Local governments in West Virginia are hamstrung by Constitutional and legal restrictions, which result in counties and cities having less fiscal flexibility than in any other state. The maximum property tax levies are set in the State Constitution and reflect the fears of the Depression when homes, farms and businesses were being sold for back taxes. Unlike boards of education, municipalities and counties must gain a super majority to pass bond issues. Municipalities may impose a B&O tax, which the State repealed for most businesses effective July 1, 1987. But use of this tax drives businesses to locate just outside city boundaries.

Other states allow for their local governments to "piggyback" onto state levies. This can be done by permitting local entities to share a state tax. Under this system, the state collects the taxes for the locality and remits the funds collected after the subtraction of appropriate administrative expenses. Usually the additional rate the local government can use is set in state law and the city or county must use the state base. The piggyback approach reduces local government compliance costs and the uniform use of the tax base likewise keeps state and taxpayer compliance costs down.

The Commission has, therefore, recommended that counties and cities be given the authority to piggyback onto two State taxes -- the progressive income tax and the general excise tax. The Commission recognized that each of these State taxes might have a different appeal to various localities, depending on their location and income base. Municipalities would have the option to use one or both of these two taxes or retain their B&O tax. In all cases, voter approval would be required before either or both of the piggyback taxes could be imposed.

Standing alone, the recommendation of the Commission to eliminate the property tax on tangible personal property could present serious fiscal problems for local governments because it would reduce the local property tax base by more than half in some counties and in many cities. Without an alternative source of revenue, it would be impossible for local governments to maintain current levels of services.

Since the Commission has proposed elimination of the school property tax, that levy authority would be available to cover much of the loss of personal property tax revenues, without there being any increase in overall taxes on real property. The Commission is proposing that local governments be allowed to use up to 90 percent of the school levy on real property. The remaining 10 percent of the abandoned school levy on real property would be used by the State for equalization of education funding. This proposal is further explained in Chapter Three, Section IX of this report.

If the portion of the abandoned school levy on real property did not prove sufficient to replace the lost personal property taxes in a county or city, then the Commission proposes establishing a replacement fund which will consist of 50 percent of the taxes on centrally assessed real property of public service corporations (electric and gas companies, railroads, airlines, water companies, etc.). In addition, this fund would include 2.325 percent of the State's share of the regular severance tax on coal. Since most of the counties which would need replacement money are either heavy coal producing counties or have significant electrical generation plants, the plan returns taxes based on their origin.
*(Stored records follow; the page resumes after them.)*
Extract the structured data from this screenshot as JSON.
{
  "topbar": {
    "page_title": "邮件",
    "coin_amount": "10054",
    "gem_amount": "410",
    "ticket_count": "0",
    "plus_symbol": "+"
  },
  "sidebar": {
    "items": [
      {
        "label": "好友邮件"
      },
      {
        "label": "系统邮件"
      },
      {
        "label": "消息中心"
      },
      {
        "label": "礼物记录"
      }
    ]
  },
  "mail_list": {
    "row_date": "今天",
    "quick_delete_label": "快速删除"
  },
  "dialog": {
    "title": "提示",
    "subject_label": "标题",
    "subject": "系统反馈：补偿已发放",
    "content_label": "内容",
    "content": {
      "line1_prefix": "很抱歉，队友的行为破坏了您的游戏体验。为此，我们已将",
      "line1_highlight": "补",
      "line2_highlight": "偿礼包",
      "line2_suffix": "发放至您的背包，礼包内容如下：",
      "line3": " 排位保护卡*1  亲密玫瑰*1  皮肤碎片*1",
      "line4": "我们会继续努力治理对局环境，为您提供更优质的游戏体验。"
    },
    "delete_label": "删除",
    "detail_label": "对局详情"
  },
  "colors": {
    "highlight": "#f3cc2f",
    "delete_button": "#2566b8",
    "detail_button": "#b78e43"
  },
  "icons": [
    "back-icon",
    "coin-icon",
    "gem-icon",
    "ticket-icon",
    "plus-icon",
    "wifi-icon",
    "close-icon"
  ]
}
I believe the proposal by the Commission on Fair Taxation is a very responsible approach to both state and local taxation. In fact, I would probably go beyond that proposal relative to local taxes and abolish municipal B&O taxes and the "user fees" 3 cities impose on people employed in those cities. They 2 main keys to any expansion of local taxing authority are (1) establishing a fair tax base and (2) establishing effective accountability to voters and taxpayers. West Virginia's counties & municipalities need options other than groveling before the local legislative delegation, hat in hand.